DECUS was the Digital Equipment Computer User Society, a users' group for Digital Equipment Corporation computers. Members included companies and organisations who purchased DEC equipment; many members were application programmers who wrote code for DEC machines or system programmers who managed DEC systems. DECUS was founded in 1961.
DECUS was legally a part of the Digital Equipment Corporation and subsidized by it, but it was run by volunteers. DEC staff were not eligible to join DECUS, but were allowed (and encouraged) to participate in DECUS activities. DEC in turn relied on DECUS as an important channel of communication with its customers.
The DECUS U.S. Chapter conducted technical conferences at various locations, and ran other operations like Local User Groups (LUGs) and Special Interest Groups. Chapters in other nations did likewise. DECUS also promoted the open exchange of user-developed software, largely via magnetic tape.
DECUS played a critical role in the development of computer games in North America in the 1970s. The pioneering titles Adventure by Will Crowther; Baseball, Dungeon and Star Trek by Don Daglow and Hunt the Wumpus by Gregory Yob provided a foundation for the games industry. One of the first real-time interactive multi-user games, MTrek (MultiTrek), was also distributed on DECUS tapes. Major commercial game titles including Zork were first popularized by DECUS.

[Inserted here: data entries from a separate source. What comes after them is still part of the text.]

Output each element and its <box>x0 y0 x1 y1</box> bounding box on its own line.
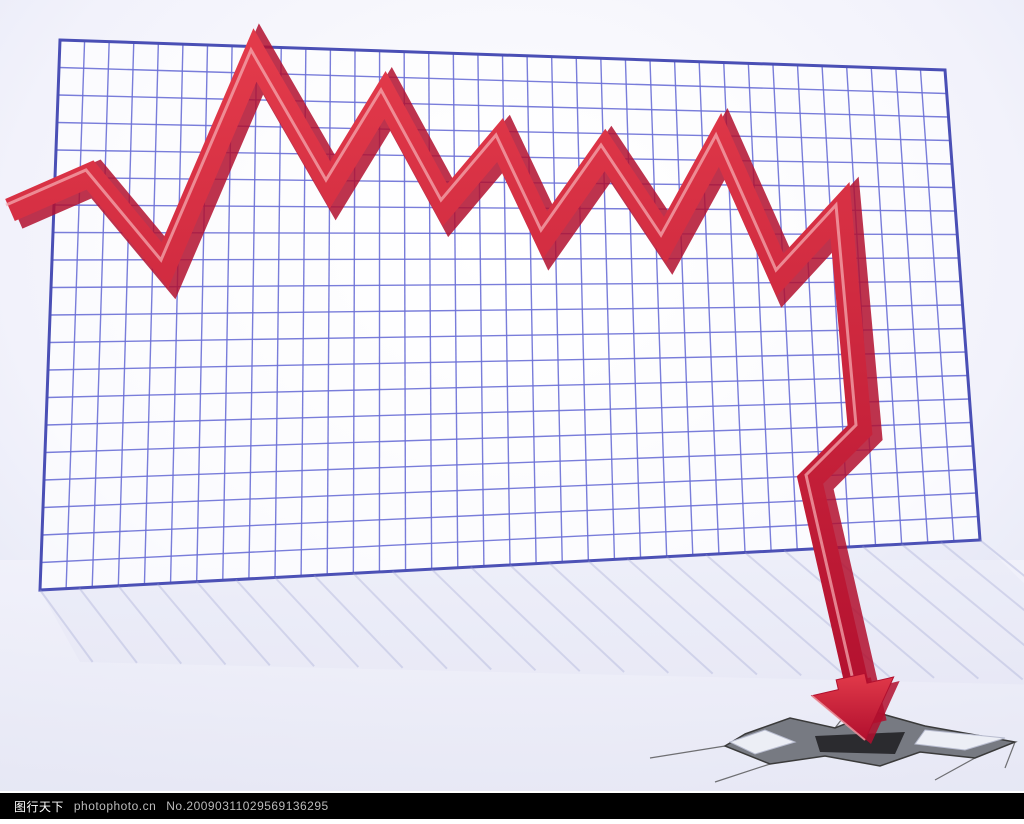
chart-svg <box>0 0 1024 819</box>
serial-number: No.20090311029569136295 <box>166 799 328 813</box>
attribution-footer: 图行天下 photophoto.cn No.200903110295691362… <box>0 793 1024 819</box>
scene-root <box>0 0 1024 819</box>
site-label: 图行天下 <box>14 798 64 815</box>
site-url: photophoto.cn <box>74 799 156 813</box>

In the 1990s, DECUS played a significant role in integration of isolated post-soviet scientific, technology and business communities into worldwide community.
In 1998, Compaq acquired Digital, and DECUS became a Compaq user group.
In 2000, the DECUS U.S. Chapter incorporated as the independent user group Encompass.
In 2002, Hewlett-Packard acquired Compaq, and DECUS became an HP User Society.